Use the flask_vault.utils.get_secret function to obtain secrets and credentials stored inside the credentials.yml.enc file.

app.py using flask_vault.utils.get_secret

import sys
import mariadb
from flask import Flask, request, g
from flask_vault.utils import get_secret

app = Flask(__name__)

def get_db():
    db = getattr(g, "_database", None)
    if db is None:
        try:
            conn = mariadb.connect(
                user=get_secret("db.username"),
                password=get_secret("db.password")
                host="127.0.0.1",
                port=3306,
                database=get_secret("db.name"),
            )
            db = g._database = conn 
        except mariadb.Error as e:
            print(f"Error connecting to MariaDB Platform: {e}")
            sys.exit(1)
    return db

@app.teardown_appcontext
def close_connection(exception):
    db = getattr(g, "_database", None)
    if db is not None:
        db.close()

Contributing

Questions, comments or improvements, please create an issue on Github.

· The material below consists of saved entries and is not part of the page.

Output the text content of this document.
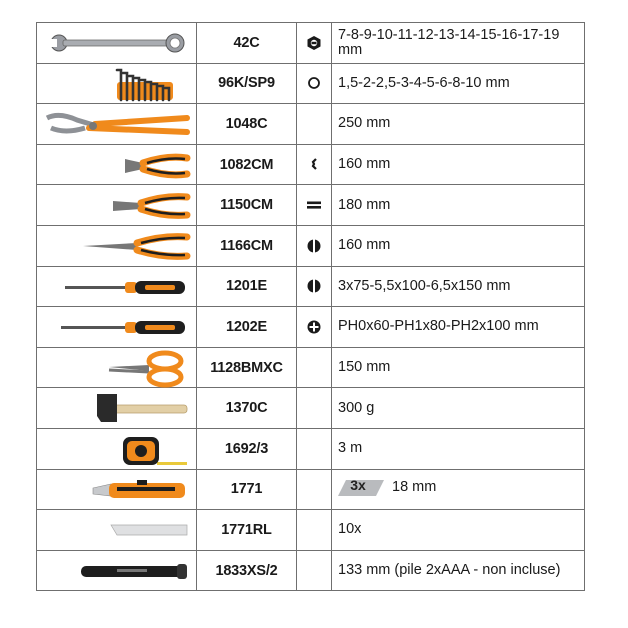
	42C		7-8-9-10-11-12-13-14-15-16-17-19 mm

	96K/SP9		1,5-2-2,5-3-4-5-6-8-10 mm

	1048C		250 mm

	1082CM		160 mm

	1150CM		180 mm

	1166CM		160 mm

	1201E		3x75-5,5x100-6,5x150 mm

	1202E		PH0x60-PH1x80-PH2x100 mm

	1128BMXC		150 mm

	1370C		300 g

	1692/3		3 m

	1771		3x 18 mm

	1771RL		10x

	1833XS/2		133 mm (pile 2xAAA - non incluse)
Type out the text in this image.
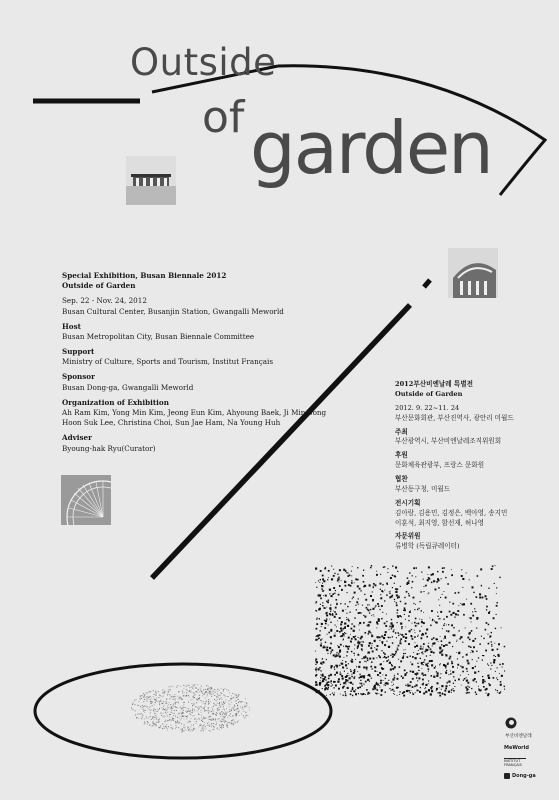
Outside
of garden
Special Exhibition, Busan Biennale 2012
Outside of Garden
Sep. 22 - Nov. 24, 2012
Busan Cultural Center, Busanjin Station, Gwangalli Meworld
Host
Busan Metropolitan City, Busan Biennale Committee
Support
Ministry of Culture, Sports and Tourism, Institut Français
Sponsor
Busan Dong-ga, Gwangalli Meworld
Organization of Exhibition
Ah Ram Kim, Yong Min Kim, Jeong Eun Kim, Ahyoung Baek, Ji Min Song
Hoon Suk Lee, Christina Choi, Sun Jae Ham, Na Young Huh
Adviser
Byoung-hak Ryu(Curator)
2012부산비엔날레 특별전
Outside of Garden
2012. 9. 22~11. 24
부산문화회관, 부산진역사, 광안리 미월드
주최
부산광역시, 부산비엔날레조직위원회
후원
문화체육관광부, 프랑스 문화원
협찬
부산동구청, 미월드
전시기획
김아람, 김용민, 김정은, 백아영, 송지민
이훈석, 최지영, 함선재, 허나영
자문위원
류병학 (독립큐레이터)
부산비엔날레
MeWorld
INSTITUT FRANÇAIS
Dong-ga
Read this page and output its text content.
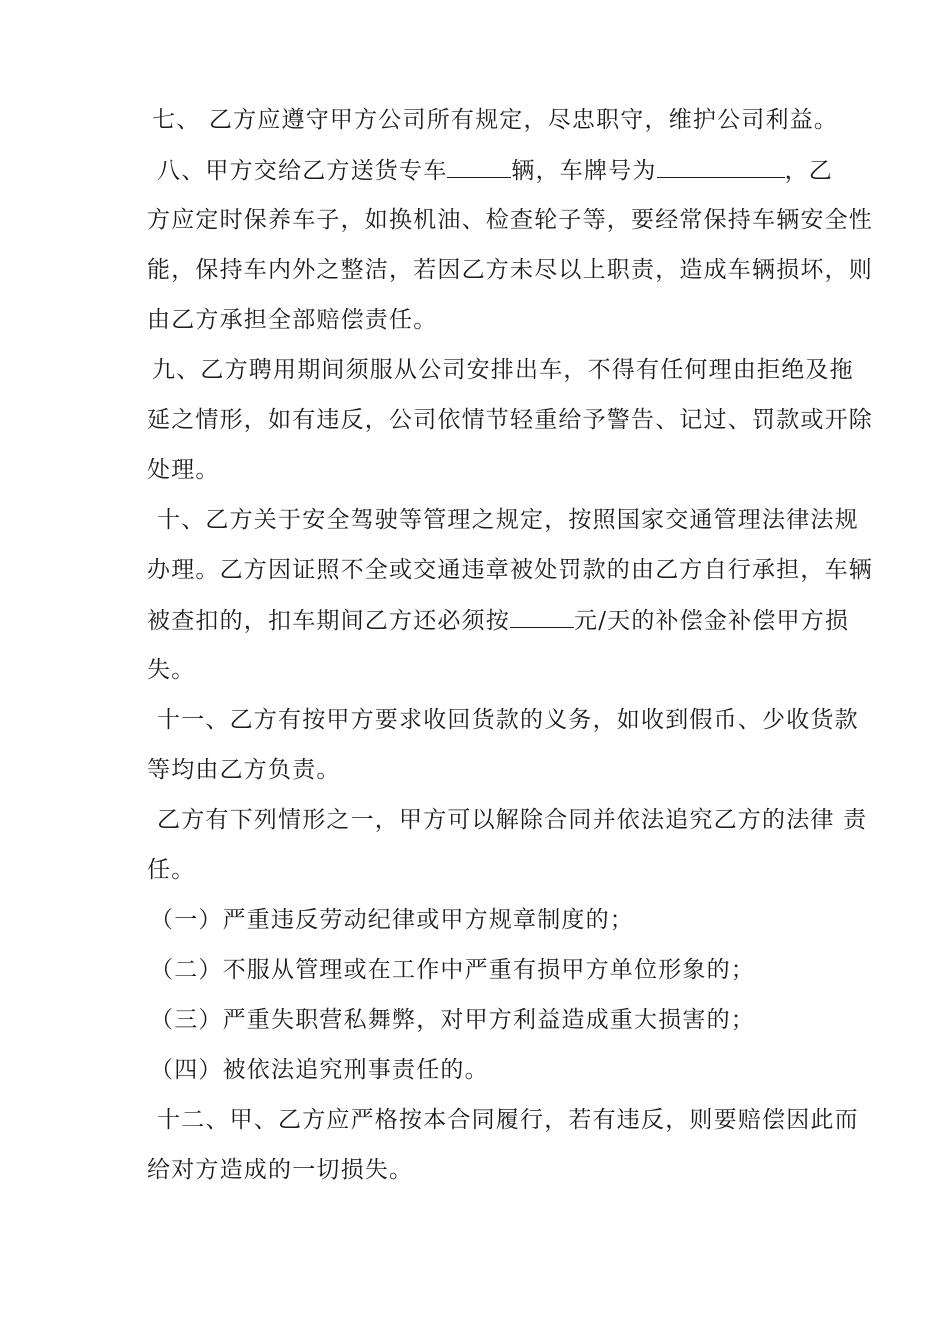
七、 乙方应遵守甲方公司所有规定，尽忠职守，维护公司利益。
八、甲方交给乙方送货专车	辆，车牌号为	，乙
方应定时保养车子，如换机油、检查轮子等，要经常保持车辆安全性
能，保持车内外之整洁，若因乙方未尽以上职责，造成车辆损坏，则
由乙方承担全部赔偿责任。
九、乙方聘用期间须服从公司安排出车，不得有任何理由拒绝及拖
延之情形，如有违反，公司依情节轻重给予警告、记过、罚款或开除
处理。
十、乙方关于安全驾驶等管理之规定，按照国家交通管理法律法规
办理。乙方因证照不全或交通违章被处罚款的由乙方自行承担，车辆
被查扣的，扣车期间乙方还必须按	元/天的补偿金补偿甲方损
失。
十一、乙方有按甲方要求收回货款的义务，如收到假币、少收货款
等均由乙方负责。
乙方有下列情形之一，甲方可以解除合同并依法追究乙方的法律 责
任。
（一）严重违反劳动纪律或甲方规章制度的；
（二）不服从管理或在工作中严重有损甲方单位形象的；
（三）严重失职营私舞弊，对甲方利益造成重大损害的；
（四）被依法追究刑事责任的。
十二、甲、乙方应严格按本合同履行，若有违反，则要赔偿因此而
给对方造成的一切损失。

To suggest a change to the code or documentation, please create a new pull request on GitHub. Also, please squash multiple commits into a single commit in your pull request by rebasing onto the master branch.

Donation

If you feel that my work has been useful and you are interested in supporting this project and any future projects, please leave me a donation using one of the following cryptocurrencies.

• Bitcoin (Segwit): bc1q8vnltjge25dks05tv49eknvrar6pzu7837mnvt

License

MIT License

Copyright (c) 2023-present Adriano Romanazzo <github.com/multiversecoder>

Permission is hereby granted, free of charge, to any person obtaining a copy of this software and associated documentation files (the "Software"), to deal in the Software without restriction, including without limitation the rights to use, copy, modify, merge, publish, distribute, sublicense, and/or sell copies of the Software, and to permit persons to whom the Software is furnished to do so, subject to the following conditions:

The above copyright notice and this permission notice shall be included in all copies or substantial portions of the Software.

THE SOFTWARE IS PROVIDED "AS IS", WITHOUT WARRANTY OF ANY KIND, EXPRESS OR IMPLIED, INCLUDING BUT NOT LIMITED TO THE WARRANTIES OF MERCHANTABILITY, FITNESS FOR A PARTICULAR PURPOSE AND NONINFRINGEMENT. IN NO EVENT SHALL THE AUTHORS OR COPYRIGHT HOLDERS BE LIABLE FOR ANY CLAIM, DAMAGES OR OTHER LIABILITY, WHETHER IN AN ACTION OF CONTRACT, TORT OR OTHERWISE, ARISING FROM, OUT OF OR IN CONNECTION WITH THE SOFTWARE OR THE USE OR OTHER DEALINGS IN THE SOFTWARE.